Studi Mengklaim Jika Pasien Covid-19 Alami Auto-Antibodi yang Merugikan Diri Sendiri

Devi 4 Jan 2022, 14:55
Foto : IndiaTimes.com
Foto : IndiaTimes.com

RIAU24.COM -  Infeksi dari COVID-19 yang menyebabkan coronavirus dapat memicu respons kekebalan yang melampaui infeksi awal dan tahap pemulihan - yang dikenal sebagai autoantibodi - terlepas dari sifat simtomatik atau asimtomatik, ungkap sebuah studi baru oleh para peneliti Cedars-Sinai. 
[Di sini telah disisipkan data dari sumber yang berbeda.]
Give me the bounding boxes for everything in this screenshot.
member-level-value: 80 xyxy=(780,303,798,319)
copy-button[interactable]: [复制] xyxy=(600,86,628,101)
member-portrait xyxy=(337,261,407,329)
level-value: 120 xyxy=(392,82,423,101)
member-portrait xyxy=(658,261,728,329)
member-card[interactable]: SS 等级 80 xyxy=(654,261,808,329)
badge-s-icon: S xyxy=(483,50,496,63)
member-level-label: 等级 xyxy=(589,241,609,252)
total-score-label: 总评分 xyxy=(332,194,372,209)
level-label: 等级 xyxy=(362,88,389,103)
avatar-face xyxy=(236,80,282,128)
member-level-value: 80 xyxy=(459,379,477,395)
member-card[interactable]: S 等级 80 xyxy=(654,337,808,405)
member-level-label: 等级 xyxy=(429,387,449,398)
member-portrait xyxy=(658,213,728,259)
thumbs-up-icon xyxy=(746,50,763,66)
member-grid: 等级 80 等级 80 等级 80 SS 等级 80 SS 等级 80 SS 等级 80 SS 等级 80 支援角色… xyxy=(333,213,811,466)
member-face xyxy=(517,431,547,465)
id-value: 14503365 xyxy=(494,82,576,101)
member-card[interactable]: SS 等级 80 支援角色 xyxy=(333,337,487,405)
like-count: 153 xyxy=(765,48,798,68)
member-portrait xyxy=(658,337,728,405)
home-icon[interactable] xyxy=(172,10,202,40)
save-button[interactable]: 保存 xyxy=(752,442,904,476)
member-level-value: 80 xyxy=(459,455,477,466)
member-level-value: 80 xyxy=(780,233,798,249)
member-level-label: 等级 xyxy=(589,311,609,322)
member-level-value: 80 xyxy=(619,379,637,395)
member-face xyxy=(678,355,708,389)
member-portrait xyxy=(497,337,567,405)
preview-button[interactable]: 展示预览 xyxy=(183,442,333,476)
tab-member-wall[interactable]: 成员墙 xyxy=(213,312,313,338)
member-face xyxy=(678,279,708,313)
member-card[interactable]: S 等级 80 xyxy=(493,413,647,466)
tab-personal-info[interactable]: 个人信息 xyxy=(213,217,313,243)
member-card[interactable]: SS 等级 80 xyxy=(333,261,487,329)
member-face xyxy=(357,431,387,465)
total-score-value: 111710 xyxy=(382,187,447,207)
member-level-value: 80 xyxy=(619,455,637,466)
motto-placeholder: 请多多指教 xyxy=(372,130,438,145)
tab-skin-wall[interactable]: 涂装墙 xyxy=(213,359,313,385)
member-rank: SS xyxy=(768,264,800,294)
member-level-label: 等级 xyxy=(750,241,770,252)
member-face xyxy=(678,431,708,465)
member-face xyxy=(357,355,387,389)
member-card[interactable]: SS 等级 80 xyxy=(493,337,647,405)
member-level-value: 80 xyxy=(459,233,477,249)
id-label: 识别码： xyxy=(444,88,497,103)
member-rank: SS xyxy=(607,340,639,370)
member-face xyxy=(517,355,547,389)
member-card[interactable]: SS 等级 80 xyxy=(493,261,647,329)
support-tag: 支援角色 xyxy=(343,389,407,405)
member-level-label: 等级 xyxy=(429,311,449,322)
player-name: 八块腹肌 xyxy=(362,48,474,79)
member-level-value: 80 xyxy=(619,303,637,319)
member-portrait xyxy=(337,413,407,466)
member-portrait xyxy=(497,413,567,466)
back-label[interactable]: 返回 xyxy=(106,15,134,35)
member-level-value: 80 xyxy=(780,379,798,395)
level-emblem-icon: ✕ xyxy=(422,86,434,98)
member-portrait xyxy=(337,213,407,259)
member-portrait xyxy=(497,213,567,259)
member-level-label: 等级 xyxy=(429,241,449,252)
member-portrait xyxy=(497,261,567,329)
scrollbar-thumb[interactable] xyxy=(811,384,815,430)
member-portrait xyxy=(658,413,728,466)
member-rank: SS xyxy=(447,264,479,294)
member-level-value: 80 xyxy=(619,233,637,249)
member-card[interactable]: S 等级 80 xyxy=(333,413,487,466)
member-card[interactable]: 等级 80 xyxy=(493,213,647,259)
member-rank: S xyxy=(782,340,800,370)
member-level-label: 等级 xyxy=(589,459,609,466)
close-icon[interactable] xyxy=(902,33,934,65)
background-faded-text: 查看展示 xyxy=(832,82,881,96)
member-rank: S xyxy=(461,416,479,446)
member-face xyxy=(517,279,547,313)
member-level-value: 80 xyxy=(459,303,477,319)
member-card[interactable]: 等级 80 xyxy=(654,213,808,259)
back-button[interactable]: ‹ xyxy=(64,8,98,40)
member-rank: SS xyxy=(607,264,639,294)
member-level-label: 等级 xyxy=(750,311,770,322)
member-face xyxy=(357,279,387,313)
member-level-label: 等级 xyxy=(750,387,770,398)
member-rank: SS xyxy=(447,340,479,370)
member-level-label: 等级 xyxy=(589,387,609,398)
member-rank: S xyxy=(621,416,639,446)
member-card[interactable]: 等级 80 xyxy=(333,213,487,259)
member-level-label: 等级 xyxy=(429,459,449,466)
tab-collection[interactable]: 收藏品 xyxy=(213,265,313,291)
Apa yang dilakukan autoantibodi?
Ketika tubuh manusia terinfeksi virus atau sejenis patogen, tubuh melepaskan antibodi yang mencegah infeksi masuk ke dalam sel. Namun, orang menghasilkan autoantibodi yang dapat menyerang organ dan jaringan tubuh sendiri selama periode waktu tertentu.

Para peneliti menemukan bahwa orang yang sebelumnya terinfeksi oleh virus corona baru memiliki berbagai autoantibodi yang tetap berada di dalam tubuh bahkan setelah enam bulan pulih sepenuhnya. Studi sebelumnya telah menunjukkan bahwa kasus COVID-19 yang parah dapat menekan sistem kekebalan untuk menghasilkan autoantibodi, namun, studi baru tersebut menyoroti bahwa autoantibodi juga ditemukan pada kasus bergejala ringan atau bahkan tanpa gejala. 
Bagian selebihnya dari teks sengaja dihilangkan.